HTML5 can handle pretty much everything Flash did and currently does, and it’s subject to continuous improvement – something Adobe could no longer commit to for Flash.
Using open-source plugins like H5P, educators and trainers will be able to create interactive HTML5 content for in-person training and online courses.
What does this mean for you and your content?
If your training material and learning content currently depend on Flash, there’ll obviously be steps you need to take in the near future. If your content does depend on Flash and has no HTML5 fallback, there’s a good chance your content will no longer work.
Not ideal, to say the least. But there are actions you can take to prevent a Flash fallout:
Most importantly, auditing your current learning content will obviously flag any instances of Flash. You need it to still work and be accessible come 1st January 2021, after all. Or, do you?
Flash’s retirement presents the perfect opportunity to assess whether some of your content is actually needed. Is it still being used? Is it still relevant, up-to-date and serving a purpose? Whilst it might be slightly cumbersome depending on the volume of content, an audit will save you both time and money in the long run. Short-term pain for long-term gain.
OK, we concede that much of your learning content isn’t necessarily business-critical. Your organisation isn’t going to melt into an Adobe-induced abyss if Flash content isn’t accessible. Nevertheless, you’ll still need to plan for Flash’s retirement and put training on a pedestal.
Training is key in change management and not having up-to-date and correct learning content can be frustrating for users. Furthermore, it’s critical to the onboarding process for new employees, and can be a great reference point for what a system should do.
Because your Content Audit will flag any Flash content that needs amending, you’ll know exactly what content needs to be updated and you can set out a scope, schedule and timeline for getting all your material updated.
Update your Content
You’ve audited. You’ve planned. You’ve set out the schedule. But knowing is not enough, you must do something, so, now down to the doing – getting your content updated in time. Engage and involve the internal person or people, or external agency, as early in the process as possible to avoid any unnecessary updating of unneeded or obsolete content.

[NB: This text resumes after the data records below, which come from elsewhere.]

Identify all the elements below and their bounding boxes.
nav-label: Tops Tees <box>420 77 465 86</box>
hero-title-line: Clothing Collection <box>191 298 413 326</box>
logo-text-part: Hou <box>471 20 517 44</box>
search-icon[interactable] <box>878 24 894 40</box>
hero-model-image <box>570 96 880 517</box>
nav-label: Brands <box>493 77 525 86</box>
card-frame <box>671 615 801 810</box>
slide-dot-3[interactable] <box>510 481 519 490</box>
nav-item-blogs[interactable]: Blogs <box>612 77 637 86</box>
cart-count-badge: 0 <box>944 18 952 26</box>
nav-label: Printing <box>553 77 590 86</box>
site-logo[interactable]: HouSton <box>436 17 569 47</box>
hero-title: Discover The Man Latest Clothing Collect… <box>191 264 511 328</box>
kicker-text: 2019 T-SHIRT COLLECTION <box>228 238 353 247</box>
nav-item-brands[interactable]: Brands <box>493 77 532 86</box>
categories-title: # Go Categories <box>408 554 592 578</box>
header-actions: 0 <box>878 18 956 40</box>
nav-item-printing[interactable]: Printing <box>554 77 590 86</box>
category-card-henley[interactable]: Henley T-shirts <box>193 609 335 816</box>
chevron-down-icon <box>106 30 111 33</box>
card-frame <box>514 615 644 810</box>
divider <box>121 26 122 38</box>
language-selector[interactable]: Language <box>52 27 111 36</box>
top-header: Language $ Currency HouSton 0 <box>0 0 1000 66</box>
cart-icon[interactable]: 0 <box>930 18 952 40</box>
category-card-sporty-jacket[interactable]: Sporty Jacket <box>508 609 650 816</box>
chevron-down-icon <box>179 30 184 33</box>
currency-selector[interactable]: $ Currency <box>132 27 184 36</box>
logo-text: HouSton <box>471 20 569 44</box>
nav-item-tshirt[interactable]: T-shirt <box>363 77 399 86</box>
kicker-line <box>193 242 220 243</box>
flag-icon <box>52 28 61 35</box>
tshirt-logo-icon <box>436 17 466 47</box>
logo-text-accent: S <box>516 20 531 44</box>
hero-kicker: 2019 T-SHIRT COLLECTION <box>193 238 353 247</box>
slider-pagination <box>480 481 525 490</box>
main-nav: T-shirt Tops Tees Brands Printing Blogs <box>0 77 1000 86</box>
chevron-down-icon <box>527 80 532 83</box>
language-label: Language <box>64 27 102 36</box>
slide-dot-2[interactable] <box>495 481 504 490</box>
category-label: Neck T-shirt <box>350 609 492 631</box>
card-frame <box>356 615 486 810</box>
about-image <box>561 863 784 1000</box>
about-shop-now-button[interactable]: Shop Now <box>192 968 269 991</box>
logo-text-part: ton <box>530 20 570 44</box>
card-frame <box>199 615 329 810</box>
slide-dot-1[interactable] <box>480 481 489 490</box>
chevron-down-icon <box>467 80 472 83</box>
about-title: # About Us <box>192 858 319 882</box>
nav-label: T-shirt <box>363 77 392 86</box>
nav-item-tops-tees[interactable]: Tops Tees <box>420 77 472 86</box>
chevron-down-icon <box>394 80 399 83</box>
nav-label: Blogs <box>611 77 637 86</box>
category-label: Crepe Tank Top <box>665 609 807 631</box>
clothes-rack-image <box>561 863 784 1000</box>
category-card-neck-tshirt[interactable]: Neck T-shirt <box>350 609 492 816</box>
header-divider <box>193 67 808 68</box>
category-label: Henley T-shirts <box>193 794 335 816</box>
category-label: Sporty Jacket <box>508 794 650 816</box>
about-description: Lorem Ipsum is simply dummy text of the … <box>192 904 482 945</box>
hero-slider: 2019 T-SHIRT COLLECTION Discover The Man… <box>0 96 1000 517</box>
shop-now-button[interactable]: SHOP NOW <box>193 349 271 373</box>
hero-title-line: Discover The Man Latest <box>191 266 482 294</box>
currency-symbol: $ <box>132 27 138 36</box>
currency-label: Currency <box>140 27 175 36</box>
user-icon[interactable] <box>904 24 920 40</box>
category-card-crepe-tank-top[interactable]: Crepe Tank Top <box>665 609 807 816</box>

Some of your content has probably been around for years. Maybe not a quarter of a Century like Flash, but you can use this opportunity to update content using new learning techniques and technologies, consolidate your training material, and get rid of any deadwood.
Gone… in a Flash
It’s not the time for panic stations just yet. If you fail to convert Flash to HTML5, there will undoubtedly be implications. But, if you get into gear now, you’ll have ample time to conduct a Content Audit, set out a plan and update your content all in good time, minimising or completely nullifying the impact of Flash’s retirement.
And if you do exactly that, the retirement of Flash will probably feel a bit like the Millennium Bug: lots of hype, but very little (if any) real-world impact.
Converting your content from Flash to HTML5 isn’t a negative activity, either. It presents a plethora of positive opportunities. For you, the implications might only be a review and consolidation of your content, where no actual updates are required.
But any significant change can be a little unnerving for most people. So, from one Flash to another, we’ll leave you with a quote from Barry Allen (“The Flash”):
“Things aren’t always what they seem. Our fears can play tricks on us, making us afraid to change course, afraid to move on. But these opportunities don’t come around every day, so when they do, we have to be brave and grab them while we can.”
31st December 2020. Blink and you’ll miss it.